Alibaba’s era of exceptional growth is over as Chinese consumer spending power weakens, say analysts
- The Chinese e-commerce giant’s adjusted profit fell 39 per cent in the September quarter, marking the first such decline in 22 quarters
- Competition from rivals Pinduoduo and JD.com, as well as online sales by live-streaming platforms like Douyin, have squeezed profit margins

Alibaba Group Holding is bidding farewell to its golden era of exceptional revenue and profit growth amid a broad weakening in consumer spending in the world’s second largest economy, analysts said.
The key factor behind Alibaba’s weaker-than-expected performance was sluggish consumer sentiment and spending in China, where third-quarter GDP growth decelerated to 4.9 per cent year on year while retail sales, a broad gauge of consumer spending, rose only 4.9 per cent last month compared to the same period last year.

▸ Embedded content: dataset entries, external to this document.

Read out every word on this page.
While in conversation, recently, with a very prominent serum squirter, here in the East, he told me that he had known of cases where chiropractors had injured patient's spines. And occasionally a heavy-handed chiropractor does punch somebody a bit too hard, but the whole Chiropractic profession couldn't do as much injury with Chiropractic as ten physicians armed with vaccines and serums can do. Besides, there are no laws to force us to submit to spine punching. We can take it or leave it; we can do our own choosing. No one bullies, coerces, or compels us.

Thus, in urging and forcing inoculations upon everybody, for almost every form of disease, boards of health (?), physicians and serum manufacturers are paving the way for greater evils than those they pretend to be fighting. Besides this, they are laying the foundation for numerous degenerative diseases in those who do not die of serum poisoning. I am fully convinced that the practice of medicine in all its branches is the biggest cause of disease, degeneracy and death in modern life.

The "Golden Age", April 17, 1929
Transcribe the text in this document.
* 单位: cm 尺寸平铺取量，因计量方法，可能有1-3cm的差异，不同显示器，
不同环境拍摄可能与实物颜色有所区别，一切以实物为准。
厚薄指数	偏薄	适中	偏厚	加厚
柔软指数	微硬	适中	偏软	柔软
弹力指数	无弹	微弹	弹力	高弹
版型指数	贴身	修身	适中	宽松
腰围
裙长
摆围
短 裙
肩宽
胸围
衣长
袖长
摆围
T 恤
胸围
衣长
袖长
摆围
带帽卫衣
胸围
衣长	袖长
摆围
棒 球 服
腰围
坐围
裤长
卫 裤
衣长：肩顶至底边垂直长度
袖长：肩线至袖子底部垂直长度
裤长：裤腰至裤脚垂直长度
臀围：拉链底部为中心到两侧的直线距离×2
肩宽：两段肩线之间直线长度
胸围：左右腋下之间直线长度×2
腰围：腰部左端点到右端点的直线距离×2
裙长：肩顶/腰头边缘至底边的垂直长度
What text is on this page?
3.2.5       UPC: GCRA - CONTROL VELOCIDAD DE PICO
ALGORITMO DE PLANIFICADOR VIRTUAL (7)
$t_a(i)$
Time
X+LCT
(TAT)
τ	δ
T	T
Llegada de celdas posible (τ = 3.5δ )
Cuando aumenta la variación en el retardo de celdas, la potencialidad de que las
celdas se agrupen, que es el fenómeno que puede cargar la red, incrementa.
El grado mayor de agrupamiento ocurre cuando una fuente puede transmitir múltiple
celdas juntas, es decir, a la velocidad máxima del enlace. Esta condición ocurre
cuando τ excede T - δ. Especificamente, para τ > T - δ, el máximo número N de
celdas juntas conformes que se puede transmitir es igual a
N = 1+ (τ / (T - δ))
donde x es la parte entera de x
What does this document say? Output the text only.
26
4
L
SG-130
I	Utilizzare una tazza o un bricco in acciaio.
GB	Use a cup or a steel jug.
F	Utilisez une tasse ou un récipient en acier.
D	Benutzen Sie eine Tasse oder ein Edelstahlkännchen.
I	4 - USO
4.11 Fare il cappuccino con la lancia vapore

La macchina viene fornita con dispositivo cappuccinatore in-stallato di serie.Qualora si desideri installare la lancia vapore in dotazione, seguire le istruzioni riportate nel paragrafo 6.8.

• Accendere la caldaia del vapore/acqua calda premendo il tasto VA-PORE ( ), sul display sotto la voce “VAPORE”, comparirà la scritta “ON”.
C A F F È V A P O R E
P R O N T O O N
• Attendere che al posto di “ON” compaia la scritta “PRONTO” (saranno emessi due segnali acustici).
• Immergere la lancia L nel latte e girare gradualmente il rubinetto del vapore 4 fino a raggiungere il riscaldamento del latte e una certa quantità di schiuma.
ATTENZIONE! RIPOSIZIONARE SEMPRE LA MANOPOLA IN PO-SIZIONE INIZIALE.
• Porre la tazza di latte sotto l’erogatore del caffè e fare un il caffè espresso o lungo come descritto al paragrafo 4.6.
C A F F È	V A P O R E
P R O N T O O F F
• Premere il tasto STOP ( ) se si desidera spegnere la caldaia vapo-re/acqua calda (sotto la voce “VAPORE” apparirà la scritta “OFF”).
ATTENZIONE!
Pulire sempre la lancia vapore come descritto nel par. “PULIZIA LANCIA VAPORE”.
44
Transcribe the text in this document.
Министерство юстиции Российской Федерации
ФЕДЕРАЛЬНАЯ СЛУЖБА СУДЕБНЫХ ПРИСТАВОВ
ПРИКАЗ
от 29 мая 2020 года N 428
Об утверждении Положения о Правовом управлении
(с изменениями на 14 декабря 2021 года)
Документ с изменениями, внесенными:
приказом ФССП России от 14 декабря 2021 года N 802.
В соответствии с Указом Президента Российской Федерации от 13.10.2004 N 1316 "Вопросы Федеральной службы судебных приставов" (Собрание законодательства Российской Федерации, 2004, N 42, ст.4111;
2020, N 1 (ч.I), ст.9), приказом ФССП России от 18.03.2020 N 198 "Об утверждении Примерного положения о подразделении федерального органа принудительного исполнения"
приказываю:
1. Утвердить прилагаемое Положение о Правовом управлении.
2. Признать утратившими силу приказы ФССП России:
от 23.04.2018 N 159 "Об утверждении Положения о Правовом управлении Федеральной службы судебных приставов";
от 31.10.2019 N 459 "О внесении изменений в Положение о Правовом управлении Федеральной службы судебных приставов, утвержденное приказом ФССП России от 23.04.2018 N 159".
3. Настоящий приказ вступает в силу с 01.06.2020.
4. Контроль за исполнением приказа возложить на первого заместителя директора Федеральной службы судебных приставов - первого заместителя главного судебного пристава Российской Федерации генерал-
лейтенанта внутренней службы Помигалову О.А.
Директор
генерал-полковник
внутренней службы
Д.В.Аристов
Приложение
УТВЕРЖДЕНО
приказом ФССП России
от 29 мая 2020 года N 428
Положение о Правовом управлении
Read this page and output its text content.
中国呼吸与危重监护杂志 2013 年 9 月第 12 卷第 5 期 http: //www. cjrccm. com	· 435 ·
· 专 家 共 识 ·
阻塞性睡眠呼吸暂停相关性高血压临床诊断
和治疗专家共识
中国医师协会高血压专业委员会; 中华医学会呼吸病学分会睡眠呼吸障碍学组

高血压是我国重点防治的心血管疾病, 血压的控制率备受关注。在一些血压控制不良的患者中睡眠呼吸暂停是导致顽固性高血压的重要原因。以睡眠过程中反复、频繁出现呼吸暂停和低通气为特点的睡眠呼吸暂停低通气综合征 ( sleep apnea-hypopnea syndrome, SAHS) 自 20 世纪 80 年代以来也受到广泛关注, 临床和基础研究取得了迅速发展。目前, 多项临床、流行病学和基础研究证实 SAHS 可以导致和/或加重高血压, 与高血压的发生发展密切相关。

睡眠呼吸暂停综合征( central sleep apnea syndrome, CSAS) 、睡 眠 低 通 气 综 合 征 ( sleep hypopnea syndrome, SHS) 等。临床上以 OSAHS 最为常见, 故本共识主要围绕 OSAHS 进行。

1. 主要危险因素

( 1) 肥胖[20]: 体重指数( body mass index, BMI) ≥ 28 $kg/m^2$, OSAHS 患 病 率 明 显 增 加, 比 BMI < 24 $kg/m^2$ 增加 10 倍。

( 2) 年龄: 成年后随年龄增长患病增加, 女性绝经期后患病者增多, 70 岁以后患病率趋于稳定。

“The time when Alibaba grew rapidly has passed,” said Chen Tao, a senior e-commerce analyst at consultancy Analysys. “Alibaba has a very high consumer penetration rate in the domestic market, which means little room to grow potential users.”
Chen said there was still potential for Alibaba to achieve higher growth in overseas markets and the non-retail market, but not in its domestic retail business.
“I think it may keep a certain growth speed, but it’s impossible for them to grow rapidly,” Chen said, adding that China’s changing macro environment stymies prospects for continued rapid growth.